ベトナムの主要銀行ではコロナウイルスの影響があった期間にも関わらず、収益が増えている状況である。

多くの銀行は第二四半期にて大幅に収益が増加しています。

VPBank(38%増)HDBANK(40%)VIETINBANK(39%)TPBank(30%)VIB(27%)

コロナ対策の為、政府の通達によって出された緊急融資は最長12か月間として銀行の売り上げに貢献しています。

したがってこの返済日がくるまでは銀行として不良債権には計上されず、純粋な顧客増、売り上げ増と計算されています。

したがって今後この緊急融資からの不良債権発生が起こった際には、業績に直接的な被害を与える事が予想されています。

今だ不良債権としてカウントされていない、債務返済延長のケースについては2~5倍に増加している状況です。

また急な貸し付けによる対応も遅れており、銀行はローンの損失に対する引当金も増やす事が出来ておらず、将来の利益から引かれる事となります。

VPBankにおいては、今年最初の6か月で不良債権を消す為にほとんどの引当金である6兆4300億ドンをすでに使用してしまった状態です。
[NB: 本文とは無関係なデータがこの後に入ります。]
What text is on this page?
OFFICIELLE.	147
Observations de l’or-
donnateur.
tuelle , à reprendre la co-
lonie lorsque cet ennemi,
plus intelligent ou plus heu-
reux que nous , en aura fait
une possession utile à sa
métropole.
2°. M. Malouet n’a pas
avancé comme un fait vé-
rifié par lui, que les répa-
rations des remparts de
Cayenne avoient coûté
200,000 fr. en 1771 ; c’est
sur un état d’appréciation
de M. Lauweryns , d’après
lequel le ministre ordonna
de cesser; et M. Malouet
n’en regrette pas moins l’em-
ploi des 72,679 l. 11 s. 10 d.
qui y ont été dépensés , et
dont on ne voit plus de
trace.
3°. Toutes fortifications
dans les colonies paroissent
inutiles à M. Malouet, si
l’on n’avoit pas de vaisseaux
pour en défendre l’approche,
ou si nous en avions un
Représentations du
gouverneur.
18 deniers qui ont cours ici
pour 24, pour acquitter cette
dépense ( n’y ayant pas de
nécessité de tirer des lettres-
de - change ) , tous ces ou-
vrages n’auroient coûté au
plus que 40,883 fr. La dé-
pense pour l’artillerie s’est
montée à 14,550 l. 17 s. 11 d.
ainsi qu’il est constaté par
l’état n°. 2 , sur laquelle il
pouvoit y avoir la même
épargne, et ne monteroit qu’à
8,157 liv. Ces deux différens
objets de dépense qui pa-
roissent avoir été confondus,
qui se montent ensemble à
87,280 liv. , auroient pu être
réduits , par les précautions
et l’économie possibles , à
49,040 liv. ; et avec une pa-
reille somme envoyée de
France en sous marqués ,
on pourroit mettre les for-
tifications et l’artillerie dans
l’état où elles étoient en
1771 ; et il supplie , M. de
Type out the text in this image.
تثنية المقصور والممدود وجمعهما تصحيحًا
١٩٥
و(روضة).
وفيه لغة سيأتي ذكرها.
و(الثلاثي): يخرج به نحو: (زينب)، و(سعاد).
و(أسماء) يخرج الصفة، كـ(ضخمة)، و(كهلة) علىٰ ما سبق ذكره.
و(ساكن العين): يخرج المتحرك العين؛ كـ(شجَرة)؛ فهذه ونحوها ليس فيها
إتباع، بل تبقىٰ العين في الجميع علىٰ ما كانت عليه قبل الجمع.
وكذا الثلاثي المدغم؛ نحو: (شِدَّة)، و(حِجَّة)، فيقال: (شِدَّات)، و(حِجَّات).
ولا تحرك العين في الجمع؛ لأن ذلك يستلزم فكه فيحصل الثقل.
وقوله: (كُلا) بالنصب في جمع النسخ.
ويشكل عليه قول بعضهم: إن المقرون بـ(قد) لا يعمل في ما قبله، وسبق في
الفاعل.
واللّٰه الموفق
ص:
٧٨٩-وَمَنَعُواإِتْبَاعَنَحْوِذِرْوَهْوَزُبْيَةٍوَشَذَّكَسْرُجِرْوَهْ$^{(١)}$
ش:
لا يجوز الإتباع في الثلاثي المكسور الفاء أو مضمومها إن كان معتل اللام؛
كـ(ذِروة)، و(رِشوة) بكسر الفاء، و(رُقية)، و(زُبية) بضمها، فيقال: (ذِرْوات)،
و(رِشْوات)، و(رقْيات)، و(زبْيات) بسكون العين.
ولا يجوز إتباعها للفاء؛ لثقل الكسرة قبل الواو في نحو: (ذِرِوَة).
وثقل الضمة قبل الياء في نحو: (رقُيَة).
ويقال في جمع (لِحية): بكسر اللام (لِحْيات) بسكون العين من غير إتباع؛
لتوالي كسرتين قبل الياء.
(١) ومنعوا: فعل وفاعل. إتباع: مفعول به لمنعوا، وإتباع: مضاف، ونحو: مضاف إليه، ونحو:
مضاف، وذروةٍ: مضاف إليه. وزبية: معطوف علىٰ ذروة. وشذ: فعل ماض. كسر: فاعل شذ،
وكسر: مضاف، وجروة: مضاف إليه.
未払いローンの85%が個人ローンであり、VIBの収益は自動車や住宅の購入に左右されるので、Covid-19の影響は少ないと見積もっているが、今後は保険の販売にさらに力を入れていくとの事である。

多くの銀行では今後の収益悪化を見込み、人件費の大幅削減を打ち出しており、BIDV,SHB,HDBankでは従業員の給料を10~30%下げると発表し、新卒採用の停止を決めました。

 

日本と同様にIT化を進める事により、ベトナムでの高賃金No1職種だった銀行への就職も徐々に狭き門、またはリストラの危険を含むようになってきています。